What went up is coming back down. Shares of ATM manufacturer Diebold Nixdorf (NYSE:DBD), which soared earlier this year on the back of a positive note from Wall Street stock shop D.A. Davidson, are plummeting today as an analyst's endorsement proved premature.
This morning, Diebold reported its fiscal first-quarter 2019 earnings -- or, rather, its Q1 2019 losses -- and the news was even worse than you think. Instead of the $0.35-per-share loss that Wall Street had forecast for the stock, Diebold reported that it lost $1.74 per share last quarter ($0.63 on a pro forma basis). Sales for the quarter -- $1 billion and change -- likewise fell short of estimates.

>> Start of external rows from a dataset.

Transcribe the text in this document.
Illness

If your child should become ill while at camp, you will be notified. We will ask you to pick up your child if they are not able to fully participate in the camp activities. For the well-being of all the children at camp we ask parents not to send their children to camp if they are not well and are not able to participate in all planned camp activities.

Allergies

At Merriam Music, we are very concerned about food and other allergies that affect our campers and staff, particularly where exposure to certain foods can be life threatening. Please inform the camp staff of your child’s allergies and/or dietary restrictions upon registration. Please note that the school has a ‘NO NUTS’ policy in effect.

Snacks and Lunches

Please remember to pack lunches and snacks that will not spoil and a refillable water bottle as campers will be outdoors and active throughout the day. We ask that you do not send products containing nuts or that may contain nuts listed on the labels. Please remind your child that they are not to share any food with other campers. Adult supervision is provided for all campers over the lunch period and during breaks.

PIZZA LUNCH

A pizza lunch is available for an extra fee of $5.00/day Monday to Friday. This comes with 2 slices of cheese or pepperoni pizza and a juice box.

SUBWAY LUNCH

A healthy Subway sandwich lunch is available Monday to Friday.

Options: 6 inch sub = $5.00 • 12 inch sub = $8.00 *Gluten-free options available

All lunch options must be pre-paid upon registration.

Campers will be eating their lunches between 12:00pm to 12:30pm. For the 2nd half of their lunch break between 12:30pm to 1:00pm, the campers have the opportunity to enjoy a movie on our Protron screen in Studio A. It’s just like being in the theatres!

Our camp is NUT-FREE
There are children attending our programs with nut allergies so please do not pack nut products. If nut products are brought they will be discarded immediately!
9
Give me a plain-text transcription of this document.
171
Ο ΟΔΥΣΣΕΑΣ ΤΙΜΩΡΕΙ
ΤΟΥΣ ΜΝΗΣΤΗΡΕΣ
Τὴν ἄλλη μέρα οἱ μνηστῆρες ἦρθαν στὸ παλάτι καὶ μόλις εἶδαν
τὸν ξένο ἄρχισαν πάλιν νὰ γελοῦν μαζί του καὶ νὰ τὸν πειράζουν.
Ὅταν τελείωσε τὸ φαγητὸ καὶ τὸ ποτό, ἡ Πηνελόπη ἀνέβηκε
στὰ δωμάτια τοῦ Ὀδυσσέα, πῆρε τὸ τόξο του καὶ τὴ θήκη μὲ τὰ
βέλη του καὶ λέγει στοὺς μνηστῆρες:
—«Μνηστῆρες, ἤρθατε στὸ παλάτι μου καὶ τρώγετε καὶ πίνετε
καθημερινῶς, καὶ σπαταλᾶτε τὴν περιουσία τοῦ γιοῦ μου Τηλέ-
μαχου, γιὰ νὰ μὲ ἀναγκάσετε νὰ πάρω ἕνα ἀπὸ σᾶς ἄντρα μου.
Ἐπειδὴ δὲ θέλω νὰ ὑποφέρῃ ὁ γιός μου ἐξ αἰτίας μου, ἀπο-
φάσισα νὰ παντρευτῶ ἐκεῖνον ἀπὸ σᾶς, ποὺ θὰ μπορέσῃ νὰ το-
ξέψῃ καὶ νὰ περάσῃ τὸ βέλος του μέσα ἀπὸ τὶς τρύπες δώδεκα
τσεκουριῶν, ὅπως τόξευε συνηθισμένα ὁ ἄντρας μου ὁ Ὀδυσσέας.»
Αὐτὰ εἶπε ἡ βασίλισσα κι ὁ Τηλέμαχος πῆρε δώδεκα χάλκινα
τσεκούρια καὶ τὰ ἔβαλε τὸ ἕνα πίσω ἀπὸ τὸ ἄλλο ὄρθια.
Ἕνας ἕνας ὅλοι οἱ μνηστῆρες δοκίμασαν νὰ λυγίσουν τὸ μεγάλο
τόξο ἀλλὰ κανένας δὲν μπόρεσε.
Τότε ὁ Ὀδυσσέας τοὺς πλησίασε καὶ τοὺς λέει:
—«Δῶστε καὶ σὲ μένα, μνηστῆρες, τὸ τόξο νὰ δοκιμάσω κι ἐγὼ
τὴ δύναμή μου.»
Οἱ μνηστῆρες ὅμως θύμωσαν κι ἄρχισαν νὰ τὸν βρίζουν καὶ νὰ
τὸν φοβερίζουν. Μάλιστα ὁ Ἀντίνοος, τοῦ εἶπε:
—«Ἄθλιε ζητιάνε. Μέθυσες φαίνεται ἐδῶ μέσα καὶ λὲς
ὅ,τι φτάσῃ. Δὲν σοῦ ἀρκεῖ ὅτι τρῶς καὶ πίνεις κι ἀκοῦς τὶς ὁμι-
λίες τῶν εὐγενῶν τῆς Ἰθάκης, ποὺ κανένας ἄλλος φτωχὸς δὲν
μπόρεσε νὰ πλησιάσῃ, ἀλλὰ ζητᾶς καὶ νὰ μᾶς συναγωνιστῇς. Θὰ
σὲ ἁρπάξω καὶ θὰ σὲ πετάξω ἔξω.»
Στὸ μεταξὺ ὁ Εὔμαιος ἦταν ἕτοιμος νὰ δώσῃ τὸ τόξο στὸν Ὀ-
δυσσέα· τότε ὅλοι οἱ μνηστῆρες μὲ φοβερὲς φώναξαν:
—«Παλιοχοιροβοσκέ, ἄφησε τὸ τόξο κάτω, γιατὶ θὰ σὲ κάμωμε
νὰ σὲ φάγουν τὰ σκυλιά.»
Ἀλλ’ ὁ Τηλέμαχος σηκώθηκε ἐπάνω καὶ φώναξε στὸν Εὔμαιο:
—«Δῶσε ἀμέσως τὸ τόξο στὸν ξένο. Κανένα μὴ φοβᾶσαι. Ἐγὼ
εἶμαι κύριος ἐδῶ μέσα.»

Diebold's $1 billion in Q1 revenue declined 3% year over year, while its net losses more than doubled to $132 million on a GAAP basis.
On the plus side (yes, there was a plus side), cash burn at the North Canton, Ohio-based company was cut in half, to just $72 million in negative free cash flow this Q1 -- as opposed to the $162 million in cash it burned one year ago.
Despite the worst-than-expected GAAP results, Diebold also held fast to its previously issued guidance. The company continues to believe that full-year revenue will run from $4.4 billion to $4.5 billion, with positive "adjusted EBITDA" (not the same as GAAP profits) of between $380 million and $420 million. Diebold will also continue to make progress on stamping out its cash fire. Indeed, by year end, Diebold projects breakeven free cash flow, with capital expenditures of $80 million fully paid for by $80 million in cash from operations.
Long story short, Diebold's news wasn't great -- but I suspect it was a whole lot better than investors are giving Diebold credit for today.